Motivated by the Adams spectral sequence for computing stable homotopy groups, Priddy defined a class of algebras called Koszul algebras with nice homological properties. Many important algebras arising naturally in mathematics are Koszul, and the Koszul property is often tied to important structure in the settings which produced the algebras. However, the strong defining conditions for a Koszul algebra imply that such algebras must be quadratic.
A very natural generalization of Koszul algebras called K 2 algebras was recently introduced by Cassidy and Shelton. Unlike other generalizations of the Koszul property, the class of K 2 algebras is closed under many standard operations in ring theory. The class of K 2 algebras includes Artin-Schelter regular algebras of global dimension 4 on three linear generators as well as graded complete intersections.
Our work comprises two distinct projects.
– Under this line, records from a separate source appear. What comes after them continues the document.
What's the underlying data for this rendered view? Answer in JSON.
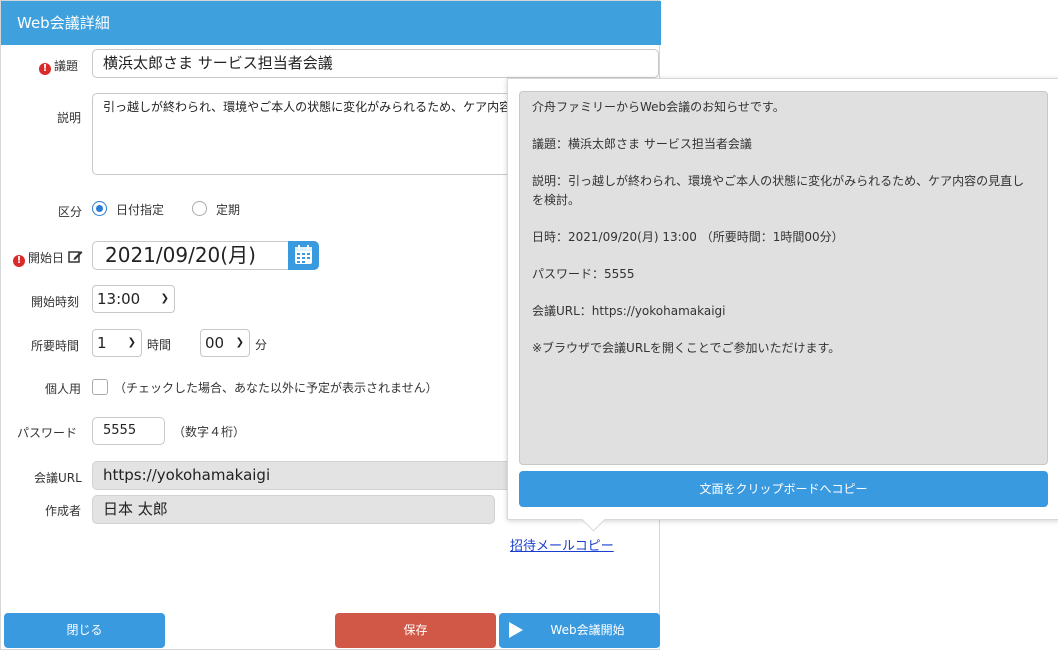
{
  "header": {
    "title": "Web会議詳細"
  },
  "form": {
    "subject": {
      "label": "議題",
      "value": "横浜太郎さま サービス担当者会議"
    },
    "description": {
      "label": "説明",
      "value": "引っ越しが終わられ、環境やご本人の状態に変化がみられるため、ケア内容の見直しを検討。"
    },
    "category": {
      "label": "区分",
      "options": [
        "日付指定",
        "定期"
      ],
      "selected": "日付指定"
    },
    "start_date": {
      "label": "開始日",
      "value": "2021/09/20(月)"
    },
    "start_time": {
      "label": "開始時刻",
      "value": "13:00"
    },
    "duration": {
      "label": "所要時間",
      "hours": "1",
      "hours_unit": "時間",
      "minutes": "00",
      "minutes_unit": "分"
    },
    "personal": {
      "label": "個人用",
      "note": "（チェックした場合、あなた以外に予定が表示されません）",
      "checked": false
    },
    "password": {
      "label": "パスワード",
      "value": "5555",
      "hint": "（数字４桁）"
    },
    "meeting_url": {
      "label": "会議URL",
      "value": "https://yokohamakaigi"
    },
    "creator": {
      "label": "作成者",
      "value": "日本 太郎"
    }
  },
  "invite_link": "招待メールコピー",
  "buttons": {
    "close": "閉じる",
    "save": "保存",
    "start": "Web会議開始"
  },
  "popup": {
    "lines": [
      "介舟ファミリーからWeb会議のお知らせです。",
      "議題：横浜太郎さま サービス担当者会議",
      "説明：引っ越しが終わられ、環境やご本人の状態に変化がみられるため、ケア内容の見直しを検討。",
      "日時：2021/09/20(月) 13:00 （所要時間：1時間00分）",
      "パスワード：5555",
      "会議URL：https://yokohamakaigi",
      "※ブラウザで会議URLを開くことでご参加いただけます。"
    ],
    "copy_button": "文面をクリップボードへコピー"
  },
  "colors": {
    "header": "#3ea0dd",
    "primary": "#3a9ae0",
    "danger": "#d15846",
    "required": "#d92b2b",
    "link": "#1a3fd0"
  }
}
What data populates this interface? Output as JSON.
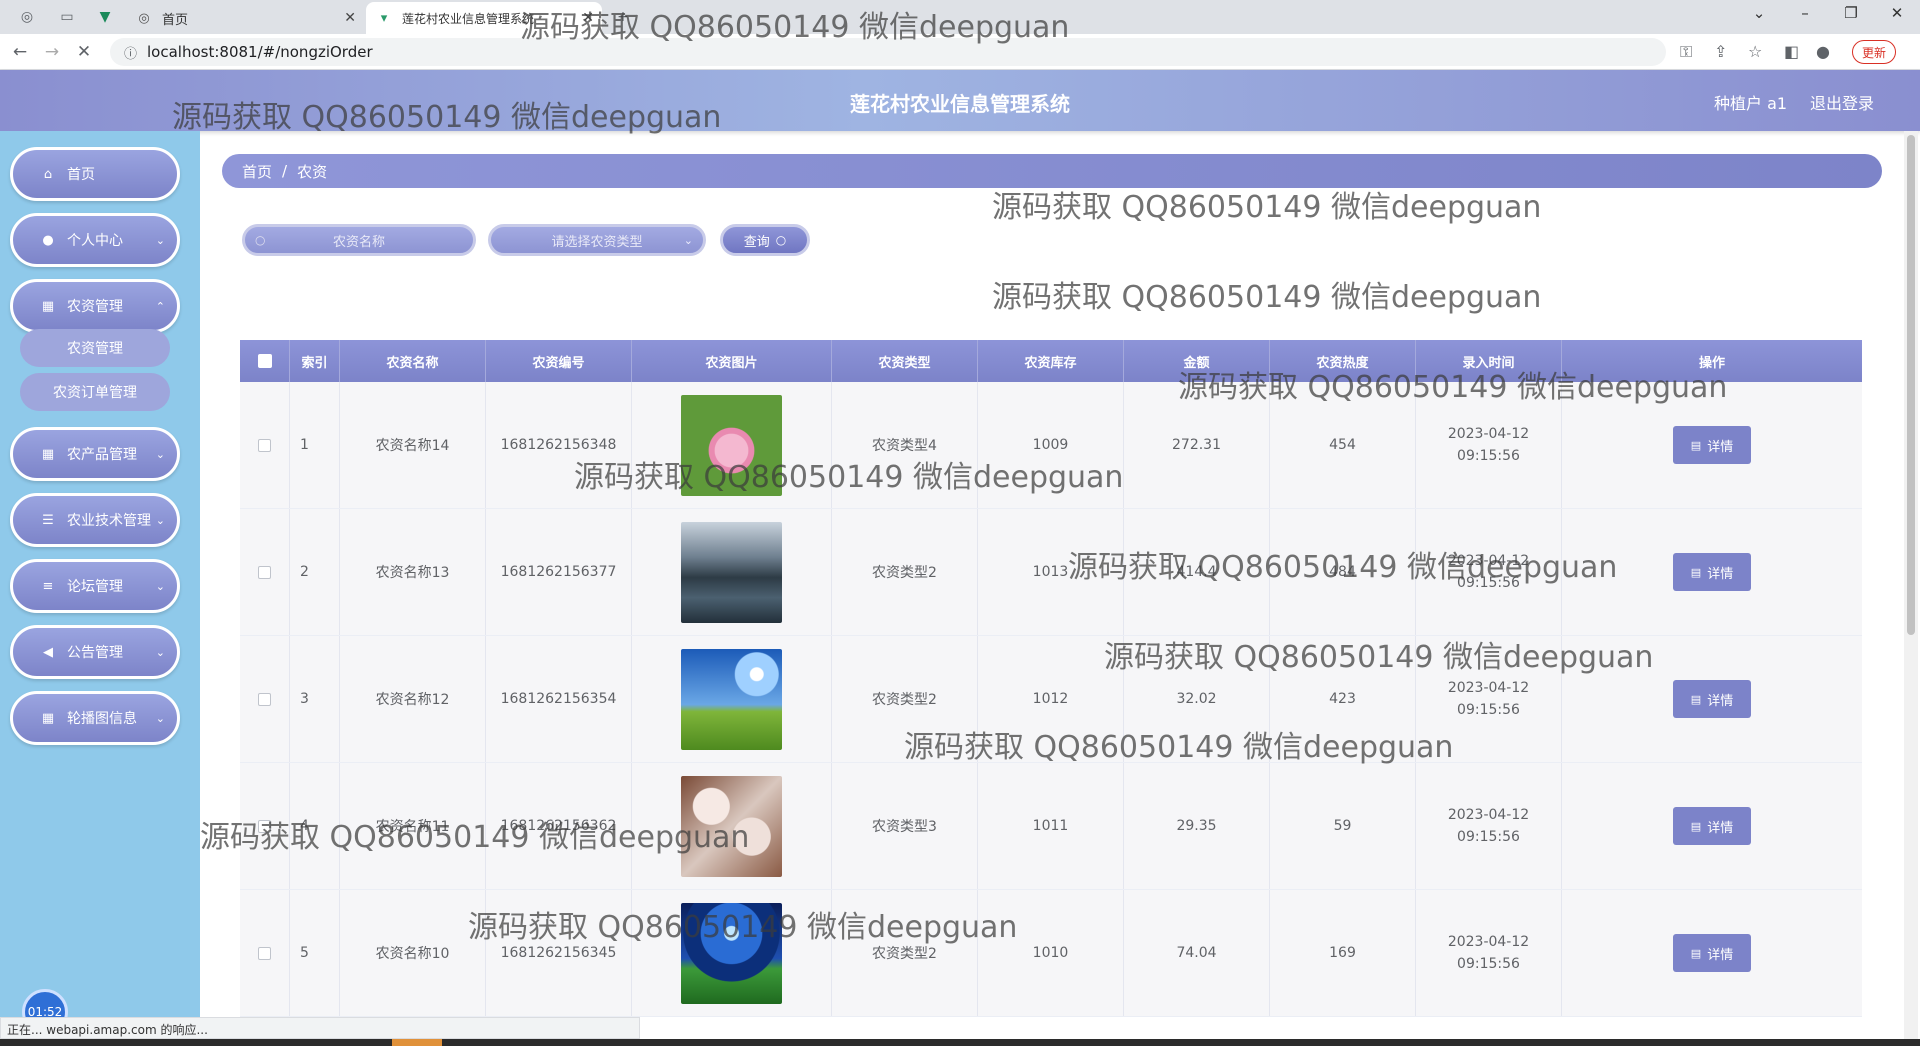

Each project was motivated by an aspect of the theory of Koszul algebras which we regard as sufficiently powerful or fundamental to warrant an interpretation for K 2 algebras.
A very useful theorem due to Backelin and Fröberg states that if A is a Koszul algebra and I is a quadratic ideal of A which is Koszul as a left A -module, then the factor algebra A/I is a Koszul algebra. We prove that if A is Koszul algebra and A I is a K 2 module, then A/I is a K 2 algebra provided A/I acts trivially on Ext A ( A/I,k ). As an application of our theorem, we show that the class of sequentially Cohen-Macaulay Stanley-Reisner rings are K 2 algebras and we give examples that suggest the class of K 2 Stanley-Reisner rings is actually much larger.
Another important recent development in ring theory is the use of A ∞ -algebras. One can characterize Koszul algebras as those graded algebras whose Yoneda algebra admits only trivial A ∞ -structure. We show that, in contrast to the situation for Koszul algebras, vanishing of higher A ∞ -structure on the Yoneda algebra of a K 2 algebra need not be determined in any obvious way by the degrees of defining relations. We also demonstrate that obvious patterns of vanishing among higher multiplications cannot detect the K 2 property.
This dissertation includes previously unpublished co-authored material.